La stenosi anale è una condizione clinica che compromette in modo significativo la qualità della vita del paziente, influenzando non solo la funzionalità intestinale, ma anche il benessere psicologico e relazionale. Con il termine stenosi anale si intende una riduzione anomala del lume del canale anale, che si associa a difficoltà evacuative di entità variabile. Tali difficoltà sono spesso accompagnate da dolore, sensazione di incompleto svuotamento, sanguinamento e, in alcuni casi, da incontinenza secondaria dovuta a sforzi evacuativi prolungati. Il quadro clinico è tipicamente dominato da una triade patofisiologica ben nota: spasmo muscolare, dolore e disfunzione evacuativa, che costituiscono un circolo vizioso in grado di autoperpetuarsi se non interrotto tempestivamente. È importante distinguere questa condizione da un semplice restringimento funzionale del canale anale, secondario a spasmo muscolare reattivo causato da lesioni dolorose come, ad esempio, le comuni ragadi anali.
Classificazione della stenosi anale
Le classificazioni più comuni si basano sulla gravità e sull’estensione della stenosi, come proposto da Liberman e Thorson nel 2000. La gravità viene valutata in base all’ampiezza dell’apertura anale riscontrata durante l’esplorazione digitale, mentre il livello della stenosi si riferisce alla sua distanza dalla linea dentata.
GRAVITÀ
- Lieve: si caratterizza per un restringimento che consente comunque l’introduzione del dito indice lubrificato durante l’esplorazione digitale o con l’ausilio di un divaricatore.

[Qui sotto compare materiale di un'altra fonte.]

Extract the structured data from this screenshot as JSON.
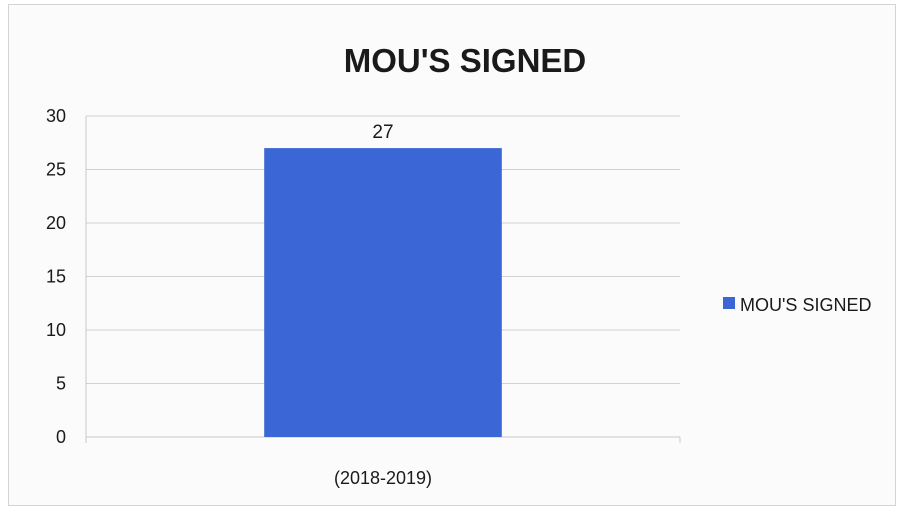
{
  "chart_data": {
    "type": "bar",
    "title": "MOU'S SIGNED",
    "categories": [
      "(2018-2019)"
    ],
    "series": [
      {
        "name": "MOU'S SIGNED",
        "values": [
          27
        ],
        "color": "#3a66d6"
      }
    ],
    "data_labels": [
      "27"
    ],
    "ylim": [
      0,
      30
    ],
    "yticks": [
      0,
      5,
      10,
      15,
      20,
      25,
      30
    ],
    "ytick_labels": [
      "0",
      "5",
      "10",
      "15",
      "20",
      "25",
      "30"
    ],
    "grid": true,
    "legend_position": "right"
  }
}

La compliance tissutale risulta ridotta, ma la manovra è eseguibile senza necessità di dilatazioni forzate.
- Moderata: il canale anale non consente l’introduzione del dito indice lubrificato o del divaricatore se non tramite una dilatazione forzata, a indicare una compromissione significativa dell’elasticità e del calibro del canale.
- Severa: si configura come un restringimento marcato, in cui non è possibile introdurre nemmeno il dito mignolo lubrificato senza ricorrere a manovre di dilatazione.
LIVELLI
- Bassa: oltre 0,5 cm distale rispetto alla linea dentata.
- Media: 0,5 cm sotto o sopra la linea dentata.
- Alta: oltre 0,5 cm prossimale rispetto alla linea dentata.
Eziologia
Si riconoscono diverse condizioni che possono predisporre allo sviluppo di una stenosi anale:
- Congenita (forma molto rara, presente sin dalla nascita e diagnosticata prevalentemente in età pediatrica, spesso associata a malformazioni anorettali).
- Acquisita (secondaria a fattori esterni come traumi, interventi chirurgici, terapie radianti, infezioni o infiammazioni croniche).
- Neoplastica (dovuta alla presenza di tumori anali o rettali che determinano un restringimento del lume per invasione diretta o per reazione fibrotica circostante).
- Infiammatoria (associata a malattie infiammatorie croniche intestinali, come il morbo di Crohn, che possono causare fibrosi e stenosi del canale anale).
- Spastica (causata da uno spasmo muscolare persistente del canale anale, spesso correlato a condizioni dolorose croniche come le ragadi).
- Stenosi ano-rettale da compressione estrinseca (dovuta a masse o processi patologici pelvici adiacenti che comprimono il canale anale dall’esterno, come raccolte ascessuali, fibrosi o tumori pelvici).
Diagnosi e trattamenti della stenosi anale
La diagnosi di stenosi anale è principalmente clinica e spesso di immediato riscontro all’ispezione della regione perianale. L’esplorazione digitale rappresenta il momento chiave: il passaggio del dito attraverso il restringimento risulta frequentemente difficoltoso, se non impossibile, confermando il sospetto diagnostico.
Il trattamento varia in base alla gravità della stenosi e alla causa sottostante. Nelle forme lievi, possono essere efficaci approcci conservativi, come dilatazioni anali graduali associate all’uso di lassativi per ammorbidire le feci e ridurre lo sforzo evacuativo. Nei casi più severi, è necessario il ricorso alla chirurgia, mediante procedure come la sfinterotomia interna laterale o tecniche ricostruttive con lembo cutaneo o mucocutaneo, finalizzate a ristabilire un calibro adeguato del canale anale e a migliorare la funzionalità evacuativa.
I contenuti di questa pagina sono esclusivamente ad uso informativo e in nessun caso devono sostituire il parere, la diagnosi o il trattamento prescritti dal proprio medico curante. La risposta allo stesso trattamento può variare da un paziente all’altro. Consultatevi sempre con il Vostro medico su qualunque informazione relativa a diagnosi e trattamenti ed attenetevi scrupolosamente alle sue indicazioni.